Unlike cobras, vulnerabilities cannot be "bred." Therefore, at least theoretically, at some point, the bug hunters should dry out the swamp of vulnerabilities. Nonetheless, in practice, it is rather convenient for software vendors to transfer the liability of eliminating vulnerabilities in their products to bug hunters, who are much cheaper than maintaining dedicated security personnel.
You see, there are two main ways to tackle software vulnerabilities. You can either prevent them with extensive secure-by-design development, code testing, static and dynamic analysis, and fuzzing, or you can detect them by looking for vulnerabilities after the code is in production. Hopefully, you are doing both. However, while secure-by-design coding entails hiring experienced security personnel, properly training developers, and delaying release cycles to finish security testing, bug hunting is much cheaper. Vendors can just delegate their bug-finding responsibilities to an army of freelancers and, instead of paying salaries, pay for success.
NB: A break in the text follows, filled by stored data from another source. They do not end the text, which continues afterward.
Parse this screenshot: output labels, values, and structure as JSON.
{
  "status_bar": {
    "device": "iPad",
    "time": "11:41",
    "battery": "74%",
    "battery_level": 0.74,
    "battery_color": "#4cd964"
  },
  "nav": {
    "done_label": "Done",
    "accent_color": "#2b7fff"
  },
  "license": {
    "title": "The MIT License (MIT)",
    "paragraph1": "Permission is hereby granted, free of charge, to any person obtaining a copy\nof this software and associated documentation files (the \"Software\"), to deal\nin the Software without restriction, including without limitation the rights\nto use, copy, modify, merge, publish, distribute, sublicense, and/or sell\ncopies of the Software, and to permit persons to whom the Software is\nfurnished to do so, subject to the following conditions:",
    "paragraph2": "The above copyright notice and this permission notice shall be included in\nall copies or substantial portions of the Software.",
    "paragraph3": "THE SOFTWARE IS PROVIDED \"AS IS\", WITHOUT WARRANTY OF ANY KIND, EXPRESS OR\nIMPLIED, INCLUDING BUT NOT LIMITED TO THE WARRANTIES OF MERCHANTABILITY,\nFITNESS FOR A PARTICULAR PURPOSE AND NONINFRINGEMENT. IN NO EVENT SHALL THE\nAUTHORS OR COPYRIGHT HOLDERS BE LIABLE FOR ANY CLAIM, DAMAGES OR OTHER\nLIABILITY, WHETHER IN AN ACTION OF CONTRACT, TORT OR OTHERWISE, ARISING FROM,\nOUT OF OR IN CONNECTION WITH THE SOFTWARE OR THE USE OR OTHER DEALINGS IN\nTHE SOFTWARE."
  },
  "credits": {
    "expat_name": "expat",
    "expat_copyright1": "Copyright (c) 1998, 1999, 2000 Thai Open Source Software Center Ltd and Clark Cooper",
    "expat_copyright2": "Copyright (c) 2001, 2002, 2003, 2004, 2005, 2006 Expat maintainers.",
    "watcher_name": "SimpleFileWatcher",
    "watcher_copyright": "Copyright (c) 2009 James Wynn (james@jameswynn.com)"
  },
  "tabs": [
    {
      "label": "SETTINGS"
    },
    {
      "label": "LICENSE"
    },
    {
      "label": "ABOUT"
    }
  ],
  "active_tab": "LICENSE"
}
In other words, in a world without bug hunters, companies must invest more in better coding practices and bear more responsibility for their products' security in the first place, before the product hits the market. The cobra effect in cybersecurity bug bounty programs allows vendors to run away from their responsibility to make better, more secure products from the get-go, solve the problem at its source, or at least try.
Carrots or Sticks?
Indeed, there is room for bug bounty programs. However, as time goes by, it's become clearer that bug bounties are not a magical solution to a difficult problem. We must make sure that we set the right incentives for them to work as intended.
We must give carrots to companies that take security seriously by providing them with legal "safe harbor" provisions that protect them from cybersecurity-related civil litigation. If they work to protect society, society should pay them back in the same coin. To be eligible for legal protection, they must, at a minimum, demonstrate that all their software developers are properly trained to write secure code; their code complies with secure development standards; they bake security into the products from the start; and they take their vulnerability disclosure policy seriously by fixing bugs within a predefined time frame. Obviously, such bug disclosures can be done by bug hunters, but bug bounties should be a small part of the overall solution.
Conversely, companies that don't take society's security seriously must get the stick. They should not be eligible for any legal protection if they are sued for lousy security. Affording whistleblower protection for security researchers is important since some companies threaten researchers who find vulnerabilities in their products with legal action.
Let's try to solve the vulnerabilities problem at its source. It will never be perfect, but we should try, nonetheless. In most developed countries, we get clean water to our homes. It has been sanitized and filtered by the water companies and authorities. The situation is quite different in third-world countries. People who are lucky enough to get water to their homes must filter it themselves. For society as a whole, central filtration is cheaper, more effective, and less time consuming. The societal benefit of cybersecurity is the same. Let's shift the focus to cleaning vulnerabilities at the source, rather than shipping out insecure software while counting on bug hunters to solve the problem.
Indeed, we have made positive progress since the days of Charlie Miller and the "no more free bugs" movement, and bug bounties programs reinforced cybersecurity for a while. But it's time to rethink the balances they create and make sure we are on the right path. After all, our goal is to make security better — not to create more cobra effects.